- Session
- 10:23 - 10:23
- Duration: 24 mins
- Publication date: 25 Nov 2015
- Location: NA, Electron Building, Oxford, United Kingdom
- Part of event Space systems, services and applications
About the session
Sustainable urban development has emerged as a strategy and policy priority for city leaders. Modern day levels of urbanisation, already high and which continue to rise, mean that cities around the world share a common set of challenges for their future development and sustainability. These challenges affect mobility, resource management, the environment, energy, infrastructure and public buildings, government and citizenship, public safety, health, education, human capital and culture, and all this amid the burgeoning digital economy. All of these challenges have to be tackled based on sustainable economic development whilst addressing the specific needs of individual cities and their populations.
Cities around the world are actively and collectively working to define and address these issues. Governments and public authorities are responding by developing and building “Smart Cities” or “Future Cities”. Contemporary thinking about the integrated, sustainable city of the future – considering the city and its associated city region as a system – can however only be turned into reality through the adoption of a more integrated approach to both strategy and delivery. Many cities already use Information and Communications Technology (ICT) to address these challenges. Increasingly there is a growing awareness of the need to integrate ICT with other capabilities, such as “smart technologies”, new sources of data and information as well as cooperative and integrated systems.
The European Space Agency (ESA) Integrated Applications Promotion (IAP) programme is dedicated to the development, implementation and pilot operations of Integrated Applications based on the demand of users and targeting sustainable operational services. The goal is to provide innovative, added value services by combining different space assets, such as Telecommunications, Earth Observation, Navigation and Human Spaceflight technologies, and integrating them with existing terrestrial assets and legacy systems.

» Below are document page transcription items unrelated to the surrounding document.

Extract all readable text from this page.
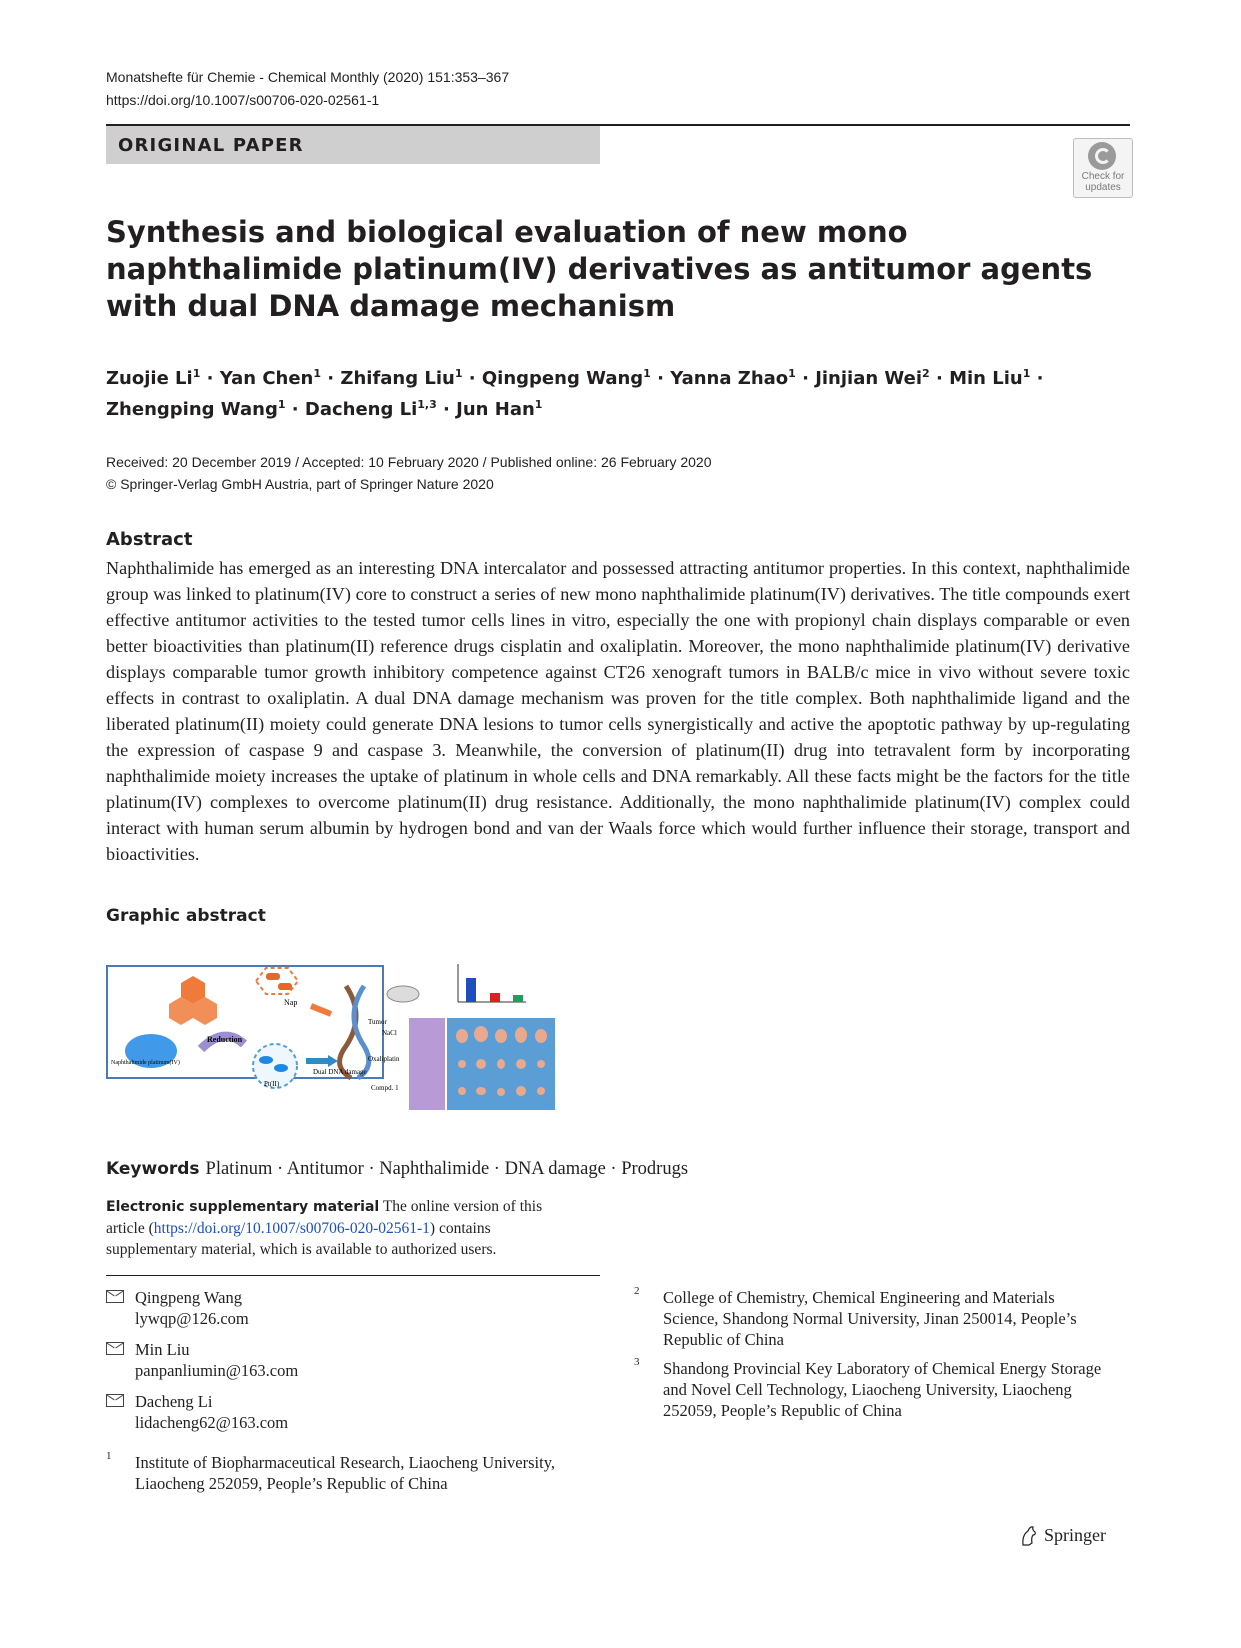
Monatshefte für Chemie - Chemical Monthly (2020) 151:353–367
https://doi.org/10.1007/s00706-020-02561-1
ORIGINAL PAPER
Check for updates
Synthesis and biological evaluation of new mono naphthalimide platinum(IV) derivatives as antitumor agents with dual DNA damage mechanism
Zuojie $Li^1$ · Yan Chen$^1$ · Zhifang Liu$^1$ · Qingpeng Wang$^1$ · Yanna Zhao$^1$ · Jinjian Wei$^2$ · Min Liu$^1$ · Zhengping Wang$^1$ · Dacheng Li$^{1,3}$ · Jun Han$^1$
Received: 20 December 2019 / Accepted: 10 February 2020 / Published online: 26 February 2020
© Springer-Verlag GmbH Austria, part of Springer Nature 2020
Abstract
Naphthalimide has emerged as an interesting DNA intercalator and possessed attracting antitumor properties. In this context, naphthalimide group was linked to platinum(IV) core to construct a series of new mono naphthalimide platinum(IV) derivatives. The title compounds exert effective antitumor activities to the tested tumor cells lines in vitro, especially the one with propionyl chain displays comparable or even better bioactivities than platinum(II) reference drugs cisplatin and oxaliplatin. Moreover, the mono naphthalimide platinum(IV) derivative displays comparable tumor growth inhibitory competence against CT26 xenograft tumors in BALB/c mice in vivo without severe toxic effects in contrast to oxaliplatin. A dual DNA damage mechanism was proven for the title complex. Both naphthalimide ligand and the liberated platinum(II) moiety could generate DNA lesions to tumor cells synergistically and active the apoptotic pathway by up-regulating the expression of caspase 9 and caspase 3. Meanwhile, the conversion of platinum(II) drug into tetravalent form by incorporating naphthalimide moiety increases the uptake of platinum in whole cells and DNA remarkably. All these facts might be the factors for the title platinum(IV) complexes to overcome platinum(II) drug resistance. Additionally, the mono naphthalimide platinum(IV) complex could interact with human serum albumin by hydrogen bond and van der Waals force which would further influence their storage, transport and bioactivities.
Graphic abstract
Reduction
Nap
Pt(II)
Dual DNA damage
Naphthalimide platinum(IV)
Tumor
NaCl
Oxaliplatin
Compd. 1
Keywords Platinum · Antitumor · Naphthalimide · DNA damage · Prodrugs
Electronic supplementary material The online version of this article (https://doi.org/10.1007/s00706-020-02561-1) contains supplementary material, which is available to authorized users.
Qingpeng Wang
lywqp@126.com
Min Liu
panpanliumin@163.com
Dacheng Li
lidacheng62@163.com
1 Institute of Biopharmaceutical Research, Liaocheng University, Liaocheng 252059, People’s Republic of China
2 College of Chemistry, Chemical Engineering and Materials Science, Shandong Normal University, Jinan 250014, People’s Republic of China
3 Shandong Provincial Key Laboratory of Chemical Energy Storage and Novel Cell Technology, Liaocheng University, Liaocheng 252059, People’s Republic of China
Springer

Cities clearly present an opportunity to develop integrated, scalable services due to the scale and distribution of urban environments. Satellite-derived data, satellite services and the capabilities of space systems have the potential to play a major role developing and implementing new ideas and concepts for services that address the challenges faced by existing cities. It is expected that space technologies will play an ever more important role in applications that support the development and operation of Future Cities services. An overview of space capabilities and prospects is presented, illustrated from examples in the IAP programme.